Welle der Hilfsbereitschaft in Traar
Bezirksvorsteher Wolfgang Merkel blickt zurück auf ein bewegtes Jahr und zählt auf, was in 2016 noch alles für die Stadtteile zu tun ist.
Verberg. Wolfgang Merkel sitzt am Vormittag entspannt am Esstisch seines Hauses an der Leydelstraße. Das kommt nicht häufig vor. Der Bezirksvorsteher ist hauptberuflich Lehrer und hat ausnahmsweise mal schulfrei. Bei Kaffee und Kuchen schaut er im Gespräch zurück auf ein turbulentes wie auch erfolgreiches Jahr. Seit Herbst 2014 steht er der Bezirksvertretung Ost vor und ist seither zuständig für Bockum, Verberg, Traar und Elfrath. Vieles, was ihm am Herzen liegt, hat er mit Unterstützung umgesetzt. „An manchen Themen müssen wir im neuen Jahr jedoch weiterarbeiten“, sagt der 62-Jährige. Im Interview steht er der WZ zwei Stunden lang Rede und Antwort.
Wie war das Jahr 2015 für Sie?
Wolfgang Merkel: Ein paar wichtige Punkte konnten in diesem Jahr abgeschlossen werden. Erfolgreich zu Ende gegangen ist meine erste Aktion in der Bezirksvertretung: Die Rettung der Baumallee an der Zwingenbergstraße.
Wie ist Ihnen das gelungen?
Merkel: Durch einen Spendenaufruf. Der Fachbereich Grünflächen hatte zwar Ersatzpflanzungen für die wegen der Blattfleckenkrankheit gefällten 29 Rotdorn-Bäume zugesagt, doch das Geld reichte nicht. Mit Hilfe zahlreicher Spender wie der Verberger Schützen, der Anwohner und Gastronomen konnte für rund 9000 Euro inzwischen Ersatz gepflanzt werden. Im nächsten Frühjahr blühen an der Zwingenbergstraße dann Zierkirschen und Zieräpfel.

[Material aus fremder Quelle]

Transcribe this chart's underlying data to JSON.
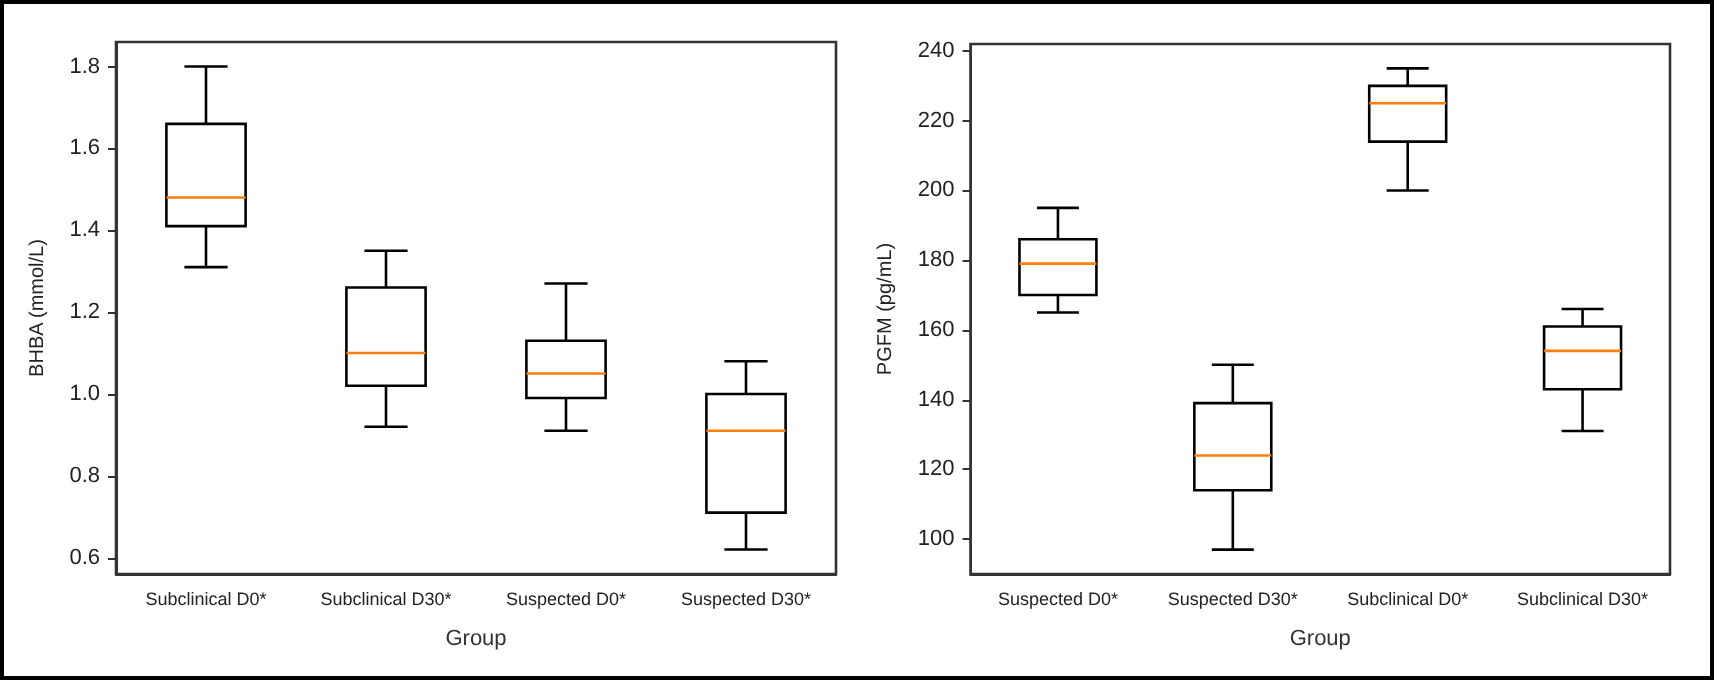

Was sind für Sie weitere Höhepunkte des vergangenen Jahres?
Merkel: Die Liste ist lang. An oberster Stelle steht die Welle der Hilfsbereitschaft für die Flüchtlinge auf dem Kirschkamperhof. Danach folgen das Eltern-Engagement für den Waldorf-Kindergarten, die Rettung des Kinderkarnevalszuges in Traar, die geplante Sanierung der Niepkuhlen-Brücke, der geniale Vorschlag zu einem alternativen Festplatz für die Traarer-Schützen sowie die Planung für einen neuen Supermarkt an der Moerser Landstraße.
Wie haben Sie im Stadtteil die Welle der Hilfsbereitschaft für Flüchtlinge erlebt?
Merkel: Für sechs Wochen waren im vergangenen Frühjahr Flüchtlingsfamilien im Kirschkamperhof untergebracht. In der WZ hatte ich zu Sachspenden aufgerufen — und wurde förmlich von der Hilfsbereitschaft überrollt.
In welcher Form?
Merkel: Der erste Anruf erreichte mich an dem Tag schon um 8.10 Uhr. Bis 11 Uhr ging das Non-Stop so weiter. Am Abend hatten mich mehr als 200 Menschen angerufen. Danach war die gesamte Garage voll mit Spenden. Darunter nicht nur Spielsachen und Kleidung, sondern auch Kinderwagen, Reisebettchen, Buggies. Selbst eine Küche ist mir für eine Flüchtlingsfamilie angeboten worden.
Was haben Sie damit gemacht?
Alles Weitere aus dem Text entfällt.